Jakarta – The global group Human Rights Watch on Saturday called for an independent investigation with UN participation of the brutal murders of three UN humanitarian workers in West Timor.
"The alternative is relying on the 10-person team composed entirely of Indonesian army and police set up Friday by the provincial police command in West Timor," Human Rights Watch (HRW) said in a statement recieved here.
"There is a real danger of a cover up if this investigation is left to the same people who have let the miltia run rampant for the last 12 months," the statement quoted HRW Asia director Sidney Jones as saying. "The question is not just who committed these savage murders – it's who is responsible for the systematic intimidation of aid workers and refugees that escalated into outright murder."
Survivors of the grisly attack on Wednesday, in which three staff members of the UN High Commissioner for Refugees (UNHCR) were hacked to death, say Indonesian police there did nothing to try to stop the machete-wielding militia entering the office. "Given the record of local authorities in dealing with the militias, I think there will be scepticism about every aspect of this case unless respected outside investigators are part of a fact-finding team," HRW added.
The statement came after reports and UN officials in Indonesia said the same pro-Jakarta militia blamed for the murders had again gone on the rampage and massacred between 11 and 20 villagers in West Timor.
The second attack reportedly took place in the Betun area, 65 kilometers southeast of the border town of Atambua, where the aid workers were killed. Local police denied knowledge of that attack and refused to confirm reports that militia gangs had set fire to 65 homes on Thursday in the town of Besikama, about 15 kilometers from Betun.
Atambua residents on Friday, speaking on condition of anonymity, said the miltia – who were raised as an auxiliary force by the Indonesian miltiary during their occupation of East Timor – were marauding through Atambua hunting down families of local humanitarian workers.
The UNHCR and other UN agencies have been helping repatriate and care for the remaining 100,000 or so refugees who were forced out of East Timor last year in the wake of the independence vote there.

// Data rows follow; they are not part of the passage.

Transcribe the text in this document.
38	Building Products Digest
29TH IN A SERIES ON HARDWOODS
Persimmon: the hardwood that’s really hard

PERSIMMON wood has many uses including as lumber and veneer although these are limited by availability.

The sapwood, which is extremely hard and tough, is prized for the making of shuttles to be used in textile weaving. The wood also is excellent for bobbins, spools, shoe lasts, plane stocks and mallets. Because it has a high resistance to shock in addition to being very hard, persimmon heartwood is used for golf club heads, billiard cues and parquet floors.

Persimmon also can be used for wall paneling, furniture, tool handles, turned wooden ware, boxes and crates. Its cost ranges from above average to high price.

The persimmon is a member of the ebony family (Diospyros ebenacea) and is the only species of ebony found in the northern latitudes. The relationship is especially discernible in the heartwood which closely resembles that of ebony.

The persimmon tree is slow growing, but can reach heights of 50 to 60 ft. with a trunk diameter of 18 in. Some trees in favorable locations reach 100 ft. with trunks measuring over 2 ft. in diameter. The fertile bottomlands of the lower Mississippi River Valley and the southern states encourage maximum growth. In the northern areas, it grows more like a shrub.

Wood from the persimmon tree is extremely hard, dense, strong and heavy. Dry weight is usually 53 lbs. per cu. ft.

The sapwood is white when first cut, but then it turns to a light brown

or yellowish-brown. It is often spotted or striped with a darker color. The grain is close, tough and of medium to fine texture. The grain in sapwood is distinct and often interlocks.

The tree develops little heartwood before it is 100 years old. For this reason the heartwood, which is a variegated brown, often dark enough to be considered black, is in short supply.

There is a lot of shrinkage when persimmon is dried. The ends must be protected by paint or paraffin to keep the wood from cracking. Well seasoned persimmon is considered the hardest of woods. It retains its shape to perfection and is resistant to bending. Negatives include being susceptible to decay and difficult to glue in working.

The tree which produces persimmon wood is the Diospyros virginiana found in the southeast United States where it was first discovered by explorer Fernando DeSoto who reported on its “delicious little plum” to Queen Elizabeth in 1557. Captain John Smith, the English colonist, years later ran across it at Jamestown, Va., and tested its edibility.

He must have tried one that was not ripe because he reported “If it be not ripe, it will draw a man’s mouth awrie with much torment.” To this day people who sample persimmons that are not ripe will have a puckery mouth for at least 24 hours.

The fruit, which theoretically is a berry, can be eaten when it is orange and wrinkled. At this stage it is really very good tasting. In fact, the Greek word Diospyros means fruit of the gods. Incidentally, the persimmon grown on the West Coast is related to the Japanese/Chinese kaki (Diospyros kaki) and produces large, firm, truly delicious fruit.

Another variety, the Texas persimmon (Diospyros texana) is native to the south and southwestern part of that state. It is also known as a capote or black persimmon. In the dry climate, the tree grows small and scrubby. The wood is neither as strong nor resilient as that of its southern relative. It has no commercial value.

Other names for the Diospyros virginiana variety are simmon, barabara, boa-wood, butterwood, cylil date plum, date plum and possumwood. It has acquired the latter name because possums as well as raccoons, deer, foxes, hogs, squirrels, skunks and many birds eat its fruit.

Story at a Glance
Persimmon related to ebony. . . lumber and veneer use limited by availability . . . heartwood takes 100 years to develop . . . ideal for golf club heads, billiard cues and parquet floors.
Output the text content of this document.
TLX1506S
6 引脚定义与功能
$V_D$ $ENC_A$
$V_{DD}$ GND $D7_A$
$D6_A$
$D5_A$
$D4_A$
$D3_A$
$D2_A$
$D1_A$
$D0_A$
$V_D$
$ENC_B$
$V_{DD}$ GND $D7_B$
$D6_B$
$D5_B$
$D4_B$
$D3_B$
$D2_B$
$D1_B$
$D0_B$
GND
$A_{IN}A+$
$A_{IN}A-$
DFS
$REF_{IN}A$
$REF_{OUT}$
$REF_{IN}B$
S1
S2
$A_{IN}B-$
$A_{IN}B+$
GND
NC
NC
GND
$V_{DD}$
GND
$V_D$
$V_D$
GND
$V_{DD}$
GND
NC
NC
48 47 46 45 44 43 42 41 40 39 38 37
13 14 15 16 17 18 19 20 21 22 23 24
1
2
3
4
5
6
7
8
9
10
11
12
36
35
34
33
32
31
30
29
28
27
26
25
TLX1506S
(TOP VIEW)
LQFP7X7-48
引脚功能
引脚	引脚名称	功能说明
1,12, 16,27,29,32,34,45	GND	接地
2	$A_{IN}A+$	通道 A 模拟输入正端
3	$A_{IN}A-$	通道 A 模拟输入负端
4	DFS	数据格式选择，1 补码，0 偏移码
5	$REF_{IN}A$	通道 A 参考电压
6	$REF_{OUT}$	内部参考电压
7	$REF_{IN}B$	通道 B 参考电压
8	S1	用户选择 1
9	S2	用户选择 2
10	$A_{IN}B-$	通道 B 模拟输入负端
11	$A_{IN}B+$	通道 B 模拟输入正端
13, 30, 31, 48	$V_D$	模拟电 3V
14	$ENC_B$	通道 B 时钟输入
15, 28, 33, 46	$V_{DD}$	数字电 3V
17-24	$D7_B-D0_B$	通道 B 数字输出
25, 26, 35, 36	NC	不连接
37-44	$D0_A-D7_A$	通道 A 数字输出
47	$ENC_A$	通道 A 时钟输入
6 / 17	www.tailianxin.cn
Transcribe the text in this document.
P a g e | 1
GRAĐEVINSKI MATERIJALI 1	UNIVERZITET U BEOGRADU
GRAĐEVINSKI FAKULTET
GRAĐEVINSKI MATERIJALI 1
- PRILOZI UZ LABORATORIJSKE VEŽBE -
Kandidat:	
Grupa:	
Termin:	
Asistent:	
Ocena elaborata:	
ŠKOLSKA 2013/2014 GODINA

Human Rights Watch said in its statement that "a comprehensive policy is needed to protect the East Timorese in West Timor and the humanitarian workers who assist them." Among the recommendations it made were an extension of the mandate of UN peacekeeping forces now in East Timor "to provide protection for humanitarian workers in West Timor unless a credible alternative is found."
The statement also proposed that the "international community consider economic sanctions against Indonesia unless a serious effort is made to protect the rights and security of the refugees and those who work with them."
A multi-national force of thousands of peacekeepers has been in East Timor since the miltia rampaged through the territory after its people voted for independence from Indonesia on August 30, 1999.
The Human Rights Watch statement was issued after the UN Security Council in New York Friday condemned the murders of the aid workers and insisted that Indonesia act immediately to disarm and disband militias there.
The 15 council members voted unanimously for a resolution which also underlined that the United Nations peacekeeping force in East Timor should "respond robustly" to cross-border threats by the militia.
The resolution stressed that "those responsible for the attacks on international personnel in West and East Timor must be brought to justice." Before the vote, the US Ambassador to the United Nations, Richard Holbrooke, told reporters "the Security Council will send a mission to Indonesia and East Timor."